The tests were done in Russia; the hacker would attempt to check to see if a phone is connected to a popular bank in Russia, then pretending to be the phone owner is able to withdraw money with the phone number. In this case the daily amount limit for the withdrawal is $100 and does require a confirmation, but with control of your phone the criminal has all they need to confirm the transfer and keep the strange messages from the bank out of site. If this goes on for sometime they will have the opportunity to take a serious chunk out of your bank account.
While only currently known in Russia the Trojan will likely quickly be resold to other cybercriminals, affecting many other countries. The Trojan will prove effective for any country where SMS is relied on for issuing bank payments. To help spread the Trojan redirect methods off of legitimate websites will likely be employed, most likely as a “Flash player update” or something similar.
Rules to live by to help protect the security of your Android Smartphone:
- Turn off “Allow installation from unknown sources” in your security settings. You may really want that app, but is it work the security risk?

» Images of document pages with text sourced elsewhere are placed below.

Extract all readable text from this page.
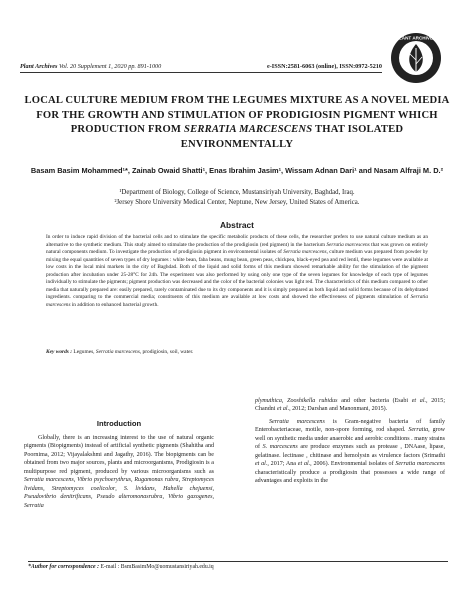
Plant Archives Vol. 20 Supplement 1, 2020 pp. 891-1000	e-ISSN:2581-6063 (online), ISSN:0972-5210
PLANT ARCHIVES
LOCAL CULTURE MEDIUM FROM THE LEGUMES MIXTURE AS A NOVEL MEDIA FOR THE GROWTH AND STIMULATION OF PRODIGIOSIN PIGMENT WHICH PRODUCTION FROM SERRATIA MARCESCENS THAT ISOLATED ENVIRONMENTALLY
Basam Basim Mohammed¹*, Zainab Owaid Shatti¹, Enas Ibrahim Jasim¹, Wissam Adnan Dari¹ and Nasam Alfraji M. D.²
¹Department of Biology, College of Science, Mustansiriyah University, Baghdad, Iraq.
²Jersey Shore University Medical Center, Neptune, New Jersey, United States of America.
Abstract
In order to induce rapid division of the bacterial cells and to stimulate the specific metabolic products of these cells, the researcher prefers to use natural culture medium as an alternative to the synthetic medium. This study aimed to stimulate the production of the prodigiosin (red pigment) in the bacterium Serratia marcescens that was grown on entirely natural components medium. To investigate the production of prodigiosin pigment in environmental isolates of Serratia marcescens, culture medium was prepared from powder by mixing the equal quantities of seven types of dry legumes : white bean, faba beans, mung bean, green peas, chickpea, black-eyed pea and red lentil, these legumes were available at low costs in the local mini markets in the city of Baghdad. Both of the liquid and solid forms of this medium showed remarkable ability for the stimulation of the pigment production after incubation under 25-28°C for 24h. The experiment was also performed by using only one type of the seven legumes for knowledge of each type of legumes individually to stimulate the pigments; pigment production was decreased and the color of the bacterial colonies was light red. The characteristics of this medium compared to other media that naturally prepared are: easily prepared, rarely contaminated due to its dry components and it is simply prepared as both liquid and solid forms because of its dehydrated ingredients. comparing to the commercial media; constituents of this medium are available at low costs and showed the effectiveness of pigments stimulation of Serratia marcescens in addition to enhanced bacterial growth.
Key words : Legumes, Serratia marcescens, prodigiosin, soil, water.
Introduction

Globally, there is an increasing interest to the use of natural organic pigments (Biopigments) instead of artificial synthetic pigments (Shahitha and Poornima, 2012; Vijayalakshmi and Jagathy, 2016). The biopigments can be obtained from two major sources, plants and microorganisms, Prodigiosin is a multipurpose red pigment, produced by various microorganisms such as Serratia marcescens, Vibrio psychoerythrus, Rugamonas rubra, Streptomyces lividans, Streptomyces coelicolor, S. lividans, Hahella chejuensi, Pseudovibrio denitrificans, Pseudo alteromonasrubra, Vibrio gazogenes, Serratia

plymuthica, Zooshikella rubidus and other bacteria (Esabi et al., 2015; Chandni et al., 2012; Darshan and Manonmani, 2015).

Serratia marcescens is Gram-negative bacteria of family Enterobacteriaceae, motile, non-spore forming, rod shaped. Serratia, grow well on synthetic media under anaerobic and aerobic conditions . many strains of S. marcescens are produce enzymes such as protease , DNAase, lipase, gelatinase. lectinase , chitinase and hemolysin as virulence factors (Srimathi et al., 2017; Ana et al., 2006). Environmental isolates of Serratia marcescens characteristically produce a prodigiosin that possesses a wide range of advantages and exploits in the

*Author for correspondence : E-mail : BsmBasimMo@uomustansiriyah.edu.iq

- When installing that new app, don’t just click install without reading the permissions the app is requesting. If it doesn’t make sense, don’t install it. There are generally plenty of other alternatives to the first app you find; if you have concerns about the amount of permission being requested pick an alternative.
- Read the ratings before installing a new app as well. It’s a good idea to read the 5 stars and the 1 stars to really get a feel for what your installing. Sure the 5 stars usually sound like the app creators and the 1 stars sound like that guy you know you never likes anything, but it should give you a good view of the best and the worst of the app.
- Stick to Google Play when selecting apps for your phone.